Today’s study tells us that hospitalists have done their jobs well, but the job has been defined too narrowly. As hospitals’ lenses widen to include a larger slice of the care continuum (probably not full capitation but at least a substantial period of time after discharge, coupled with readmission penalties and other maneuvers to put skin in the post-discharge game), their willingness to help support their hospitalist programs will be predicated on the latter’s prove ability to improve quality, safety, patient experience, and efficiency over that entire period, not just the hospital stay. Hospitalists have already begun to dive into this work, leading efforts to create electronic discharge summaries, post-discharge clinics, protocols to follow up on test results, and a variety of other strategies to prevent rehospitalizations and to improve handoffs.

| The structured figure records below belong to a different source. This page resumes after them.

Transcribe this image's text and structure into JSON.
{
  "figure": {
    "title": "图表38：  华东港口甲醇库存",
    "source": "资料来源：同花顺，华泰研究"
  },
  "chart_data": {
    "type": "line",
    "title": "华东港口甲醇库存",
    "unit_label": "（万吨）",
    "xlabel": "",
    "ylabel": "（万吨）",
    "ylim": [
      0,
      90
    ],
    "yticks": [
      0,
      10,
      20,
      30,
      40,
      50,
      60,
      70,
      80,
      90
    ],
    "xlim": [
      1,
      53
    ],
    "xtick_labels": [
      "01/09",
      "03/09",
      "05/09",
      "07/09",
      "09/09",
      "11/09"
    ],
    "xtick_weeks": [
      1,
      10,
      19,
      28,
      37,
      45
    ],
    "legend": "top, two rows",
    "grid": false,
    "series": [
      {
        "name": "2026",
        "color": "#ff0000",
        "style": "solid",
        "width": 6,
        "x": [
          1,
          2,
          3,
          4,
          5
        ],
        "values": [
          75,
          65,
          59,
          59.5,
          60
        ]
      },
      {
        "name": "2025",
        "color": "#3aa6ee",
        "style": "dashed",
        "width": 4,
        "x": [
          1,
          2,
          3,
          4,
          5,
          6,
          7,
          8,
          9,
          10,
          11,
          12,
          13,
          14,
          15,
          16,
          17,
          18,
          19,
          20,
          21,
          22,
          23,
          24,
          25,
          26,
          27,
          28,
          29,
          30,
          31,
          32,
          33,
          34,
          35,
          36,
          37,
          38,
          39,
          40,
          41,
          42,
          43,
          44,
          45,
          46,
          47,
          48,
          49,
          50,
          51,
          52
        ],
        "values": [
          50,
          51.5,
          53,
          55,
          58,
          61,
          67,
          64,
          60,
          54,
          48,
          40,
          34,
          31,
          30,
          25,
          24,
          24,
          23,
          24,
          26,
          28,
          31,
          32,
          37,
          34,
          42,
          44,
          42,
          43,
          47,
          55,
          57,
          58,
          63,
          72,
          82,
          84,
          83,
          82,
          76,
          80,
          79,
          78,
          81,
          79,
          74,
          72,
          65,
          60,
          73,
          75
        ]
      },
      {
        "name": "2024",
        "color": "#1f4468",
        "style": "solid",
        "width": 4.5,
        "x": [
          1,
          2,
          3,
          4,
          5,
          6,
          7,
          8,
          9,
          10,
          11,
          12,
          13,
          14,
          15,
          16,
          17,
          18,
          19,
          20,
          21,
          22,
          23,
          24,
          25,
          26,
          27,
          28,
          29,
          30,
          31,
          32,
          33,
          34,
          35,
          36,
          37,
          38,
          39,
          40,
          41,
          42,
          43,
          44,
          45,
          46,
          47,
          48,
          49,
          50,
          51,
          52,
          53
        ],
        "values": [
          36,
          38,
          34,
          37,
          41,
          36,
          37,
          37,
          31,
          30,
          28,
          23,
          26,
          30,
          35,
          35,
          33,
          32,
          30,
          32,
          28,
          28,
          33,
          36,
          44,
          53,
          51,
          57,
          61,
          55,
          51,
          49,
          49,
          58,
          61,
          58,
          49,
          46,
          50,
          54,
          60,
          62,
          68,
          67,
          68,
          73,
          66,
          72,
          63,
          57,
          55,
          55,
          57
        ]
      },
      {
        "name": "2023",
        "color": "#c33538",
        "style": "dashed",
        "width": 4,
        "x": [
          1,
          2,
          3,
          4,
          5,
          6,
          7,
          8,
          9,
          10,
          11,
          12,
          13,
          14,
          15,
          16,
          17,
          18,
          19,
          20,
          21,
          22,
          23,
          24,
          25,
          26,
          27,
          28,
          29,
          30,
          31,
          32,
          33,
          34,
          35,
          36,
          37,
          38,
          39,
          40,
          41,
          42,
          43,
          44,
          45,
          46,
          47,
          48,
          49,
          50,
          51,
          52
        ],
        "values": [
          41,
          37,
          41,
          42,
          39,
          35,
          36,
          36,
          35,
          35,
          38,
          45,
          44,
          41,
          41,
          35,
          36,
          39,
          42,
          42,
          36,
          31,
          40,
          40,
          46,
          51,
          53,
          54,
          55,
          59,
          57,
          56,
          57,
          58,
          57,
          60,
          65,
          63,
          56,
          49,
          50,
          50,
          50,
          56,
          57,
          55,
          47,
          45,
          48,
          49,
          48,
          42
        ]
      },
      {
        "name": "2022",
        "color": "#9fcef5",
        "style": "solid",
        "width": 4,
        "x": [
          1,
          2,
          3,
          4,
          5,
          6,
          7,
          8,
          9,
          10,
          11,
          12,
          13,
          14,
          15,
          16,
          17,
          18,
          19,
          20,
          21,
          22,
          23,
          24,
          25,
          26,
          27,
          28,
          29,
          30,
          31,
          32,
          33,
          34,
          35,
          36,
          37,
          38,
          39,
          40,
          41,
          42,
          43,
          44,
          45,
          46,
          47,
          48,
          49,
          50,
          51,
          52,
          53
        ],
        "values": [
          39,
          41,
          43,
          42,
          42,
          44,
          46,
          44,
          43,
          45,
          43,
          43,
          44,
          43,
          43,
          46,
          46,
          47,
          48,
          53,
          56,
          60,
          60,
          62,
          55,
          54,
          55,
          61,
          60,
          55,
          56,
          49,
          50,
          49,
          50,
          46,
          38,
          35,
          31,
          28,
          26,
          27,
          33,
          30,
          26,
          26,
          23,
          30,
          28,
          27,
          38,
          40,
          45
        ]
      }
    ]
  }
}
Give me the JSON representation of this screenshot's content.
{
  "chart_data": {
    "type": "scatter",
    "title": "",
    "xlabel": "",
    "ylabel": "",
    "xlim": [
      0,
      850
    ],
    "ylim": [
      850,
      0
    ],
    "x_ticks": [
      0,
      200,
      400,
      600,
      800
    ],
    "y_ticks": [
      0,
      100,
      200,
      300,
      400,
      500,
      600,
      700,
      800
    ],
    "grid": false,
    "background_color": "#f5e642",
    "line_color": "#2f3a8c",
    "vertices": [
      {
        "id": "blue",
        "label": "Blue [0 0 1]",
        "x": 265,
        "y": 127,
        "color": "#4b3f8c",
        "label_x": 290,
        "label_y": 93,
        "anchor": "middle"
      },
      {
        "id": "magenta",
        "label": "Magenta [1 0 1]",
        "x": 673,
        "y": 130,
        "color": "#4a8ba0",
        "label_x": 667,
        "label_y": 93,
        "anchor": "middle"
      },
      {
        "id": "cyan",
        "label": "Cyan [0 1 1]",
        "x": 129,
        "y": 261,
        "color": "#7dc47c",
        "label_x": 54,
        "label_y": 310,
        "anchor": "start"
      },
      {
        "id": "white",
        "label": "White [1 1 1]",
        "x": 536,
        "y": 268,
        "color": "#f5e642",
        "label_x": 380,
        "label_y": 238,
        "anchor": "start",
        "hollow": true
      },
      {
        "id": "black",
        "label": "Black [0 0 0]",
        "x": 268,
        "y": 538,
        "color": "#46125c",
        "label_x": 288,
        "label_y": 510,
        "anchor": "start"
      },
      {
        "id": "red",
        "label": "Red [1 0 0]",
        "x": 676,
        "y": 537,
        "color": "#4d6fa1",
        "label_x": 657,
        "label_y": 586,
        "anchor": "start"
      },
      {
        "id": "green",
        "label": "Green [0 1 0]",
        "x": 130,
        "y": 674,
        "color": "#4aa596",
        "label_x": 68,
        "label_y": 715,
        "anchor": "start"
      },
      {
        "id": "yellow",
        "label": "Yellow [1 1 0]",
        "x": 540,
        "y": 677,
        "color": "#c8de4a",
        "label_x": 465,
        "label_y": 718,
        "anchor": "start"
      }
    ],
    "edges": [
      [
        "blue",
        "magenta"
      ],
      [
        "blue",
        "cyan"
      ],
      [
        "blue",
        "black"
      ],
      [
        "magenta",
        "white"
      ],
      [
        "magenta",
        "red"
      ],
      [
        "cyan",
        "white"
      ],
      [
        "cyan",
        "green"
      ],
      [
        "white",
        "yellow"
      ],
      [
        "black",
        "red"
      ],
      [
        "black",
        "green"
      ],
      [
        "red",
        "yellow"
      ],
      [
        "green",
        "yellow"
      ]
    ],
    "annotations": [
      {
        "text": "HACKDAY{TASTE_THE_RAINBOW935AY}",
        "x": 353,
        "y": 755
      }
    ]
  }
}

But ensuring safe and efficient post-hospital care is not one-handed clapping. Outpatient systems need to change so that primary care physicians can make themselves available for rapid post-discharge appointments, create after-hours capacity to see patients during the dicey post-discharge period, and share in hospitals’ – and hospitalists’ – accountability for excess readmissions.
The hospitalist field is here to stay, and today’s study doesn’t change that fact. I remain confident that good hospitalist programs, working with their partners in the outpatient setting, can successfully reduce overall costs of care, while improving quality and safety. I’m betting that a repeat of today’s study performed in few years will demonstrate that hospitalists add value across the continuum, not just within the walls of the hospital. These new findings increase the pressure on the hospitalist field to make it demonstrably so, which is as it should be.